Today, his story lands in the Washington Post, where Howard Kurtz looks at the question at the very core of Wolf's case: Is a blogger a journalist?
He's spent the last six months in a California prison for refusing to comply with a court order to turn over a video he shot of a violent San Francisco protest during a G-8 summit meeting. Wolf posted a portion of the video on his blog and sold some of it to local television stations. And his rationale for withholding it "is less than crystal clear," writes Kurtz, since he isn't really protecting any confidential sources, as was the case with Judy Miller of the New York Times or the San Francisco Chronicle reporters who recently avoided a prison sentence after their source came forward.
According to Wolf, "There was a trust established between people involved in the organization that I was covering and myself . . . that what I chose to release was what I chose to release, and that I wasn't an investigator for the state."

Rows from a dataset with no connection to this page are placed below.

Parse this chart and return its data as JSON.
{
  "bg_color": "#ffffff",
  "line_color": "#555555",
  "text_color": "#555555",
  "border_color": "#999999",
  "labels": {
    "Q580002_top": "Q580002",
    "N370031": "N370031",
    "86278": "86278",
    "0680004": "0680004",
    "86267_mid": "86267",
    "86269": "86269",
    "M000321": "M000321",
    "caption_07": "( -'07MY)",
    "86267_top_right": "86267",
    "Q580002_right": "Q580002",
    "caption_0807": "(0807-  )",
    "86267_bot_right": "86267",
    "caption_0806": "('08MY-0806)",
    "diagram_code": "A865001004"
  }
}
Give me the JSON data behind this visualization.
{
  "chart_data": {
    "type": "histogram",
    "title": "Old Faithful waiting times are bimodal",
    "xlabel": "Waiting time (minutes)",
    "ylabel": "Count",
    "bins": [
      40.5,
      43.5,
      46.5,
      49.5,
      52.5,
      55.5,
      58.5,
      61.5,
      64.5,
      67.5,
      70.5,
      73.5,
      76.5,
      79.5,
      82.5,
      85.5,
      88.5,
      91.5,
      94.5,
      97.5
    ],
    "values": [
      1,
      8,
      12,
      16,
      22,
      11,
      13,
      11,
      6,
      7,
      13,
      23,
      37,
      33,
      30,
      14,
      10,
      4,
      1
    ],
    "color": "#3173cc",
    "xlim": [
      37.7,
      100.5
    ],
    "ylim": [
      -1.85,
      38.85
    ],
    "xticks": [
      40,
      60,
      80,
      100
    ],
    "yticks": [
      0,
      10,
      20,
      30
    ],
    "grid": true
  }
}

As far as the U.S. Attorney prosecuting him is concerned, Wolf needs "to come to grips with the fact that he was simply a person with a video camera who happened to record some public events."
But a classification as a journalist would probably not do Wolf any good anyway; his is a federal case and there are no federal shield laws for journalists.
Wolf has "repeatedly lost in the courts," including an appeal to the 9th Circuit, which upheld the grand jury's request for his testimony. Failing a solution from a mediation session today, "he will likely remain imprisoned at least until the current grand jury's term expires in July."